Table of Contents
1. Projects and Languages
1.1. Languages
My most comfortable programming environment is definitely C, but I am adept at a number of others such as:
- Haskell
- Assembly (RISC-V, ARM, x86)
- Rust
- C++
- Python
- Java
- Lisp (Emacs, Racket)
My most interesting projects so far have all involved learning new languages, so this list is subject to change!
1.2. Projects
1.2.1. reedos: (A) Reed Operating System
Myself and Ethan McDonald (of the same year at Reed) wrote this operating system over a semester as a way to apply our skills from an Operating Systems class we were taking at the time. It is written entirely in Rust and targets the RISC-V platform. While hardly fully featured, it served as a base for experimentation for that semester and the following summer. The github repo can be found here.
1.2.2. P-Code Extension
My undergraduate thesis was working on extending the symbolic execution framework Crucible with the ability to reason about assembly directly as opposed to the source code it normally ingests. This process involved Ghidra, the reverse engineering tool, to produce a standardized assembly before feeding into Crucible itself. The majority of the work was on inferring structure from the assembly that then must be fed to Crucible. This in turn lead to learning about Dependently Typed Haskell and other rabbit holes of complexity. The code can be found here. While the code is far from finished, the logic and framework is mostly complete.
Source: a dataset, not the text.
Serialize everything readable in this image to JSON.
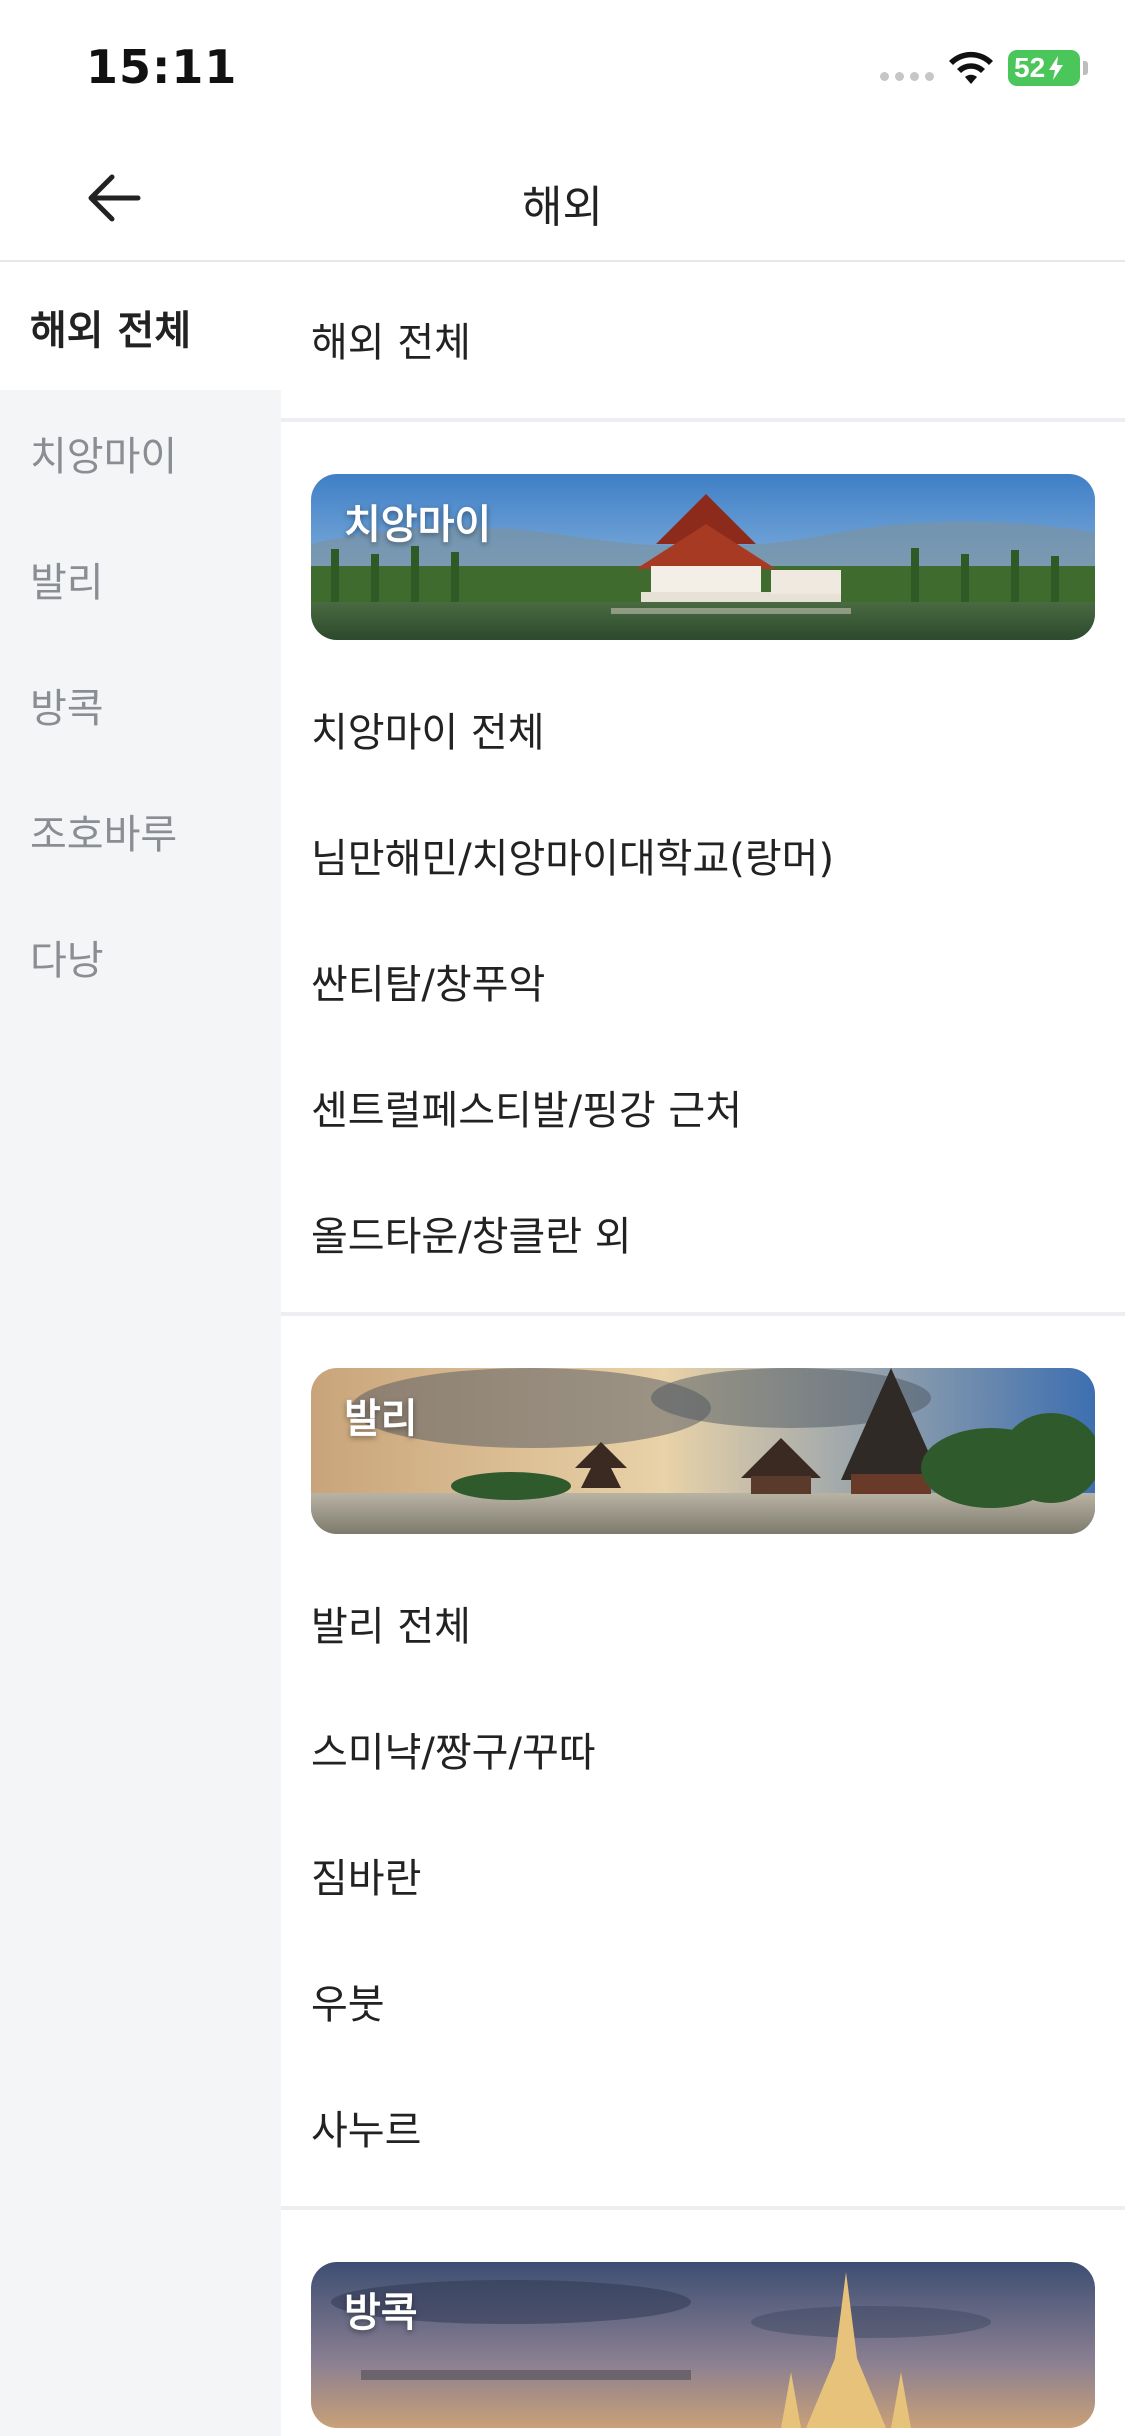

The full pdf explaining and documenting my thesis can be found here.
1.2.3. Parallel Persistent Memory Model Implementation
During the summer after my Sophomore year, I implemented the memory model described in this paper in C under the guidance of one of its authors. In addition I several things such as a function calling convention suitable for the new memory model. In short, the model describes multiprocessing in the setting where executors can fail and restart independently of one another, possibly without the others observing. The model then describes productive computation in terms of idempotent segments of code. The code can be found here.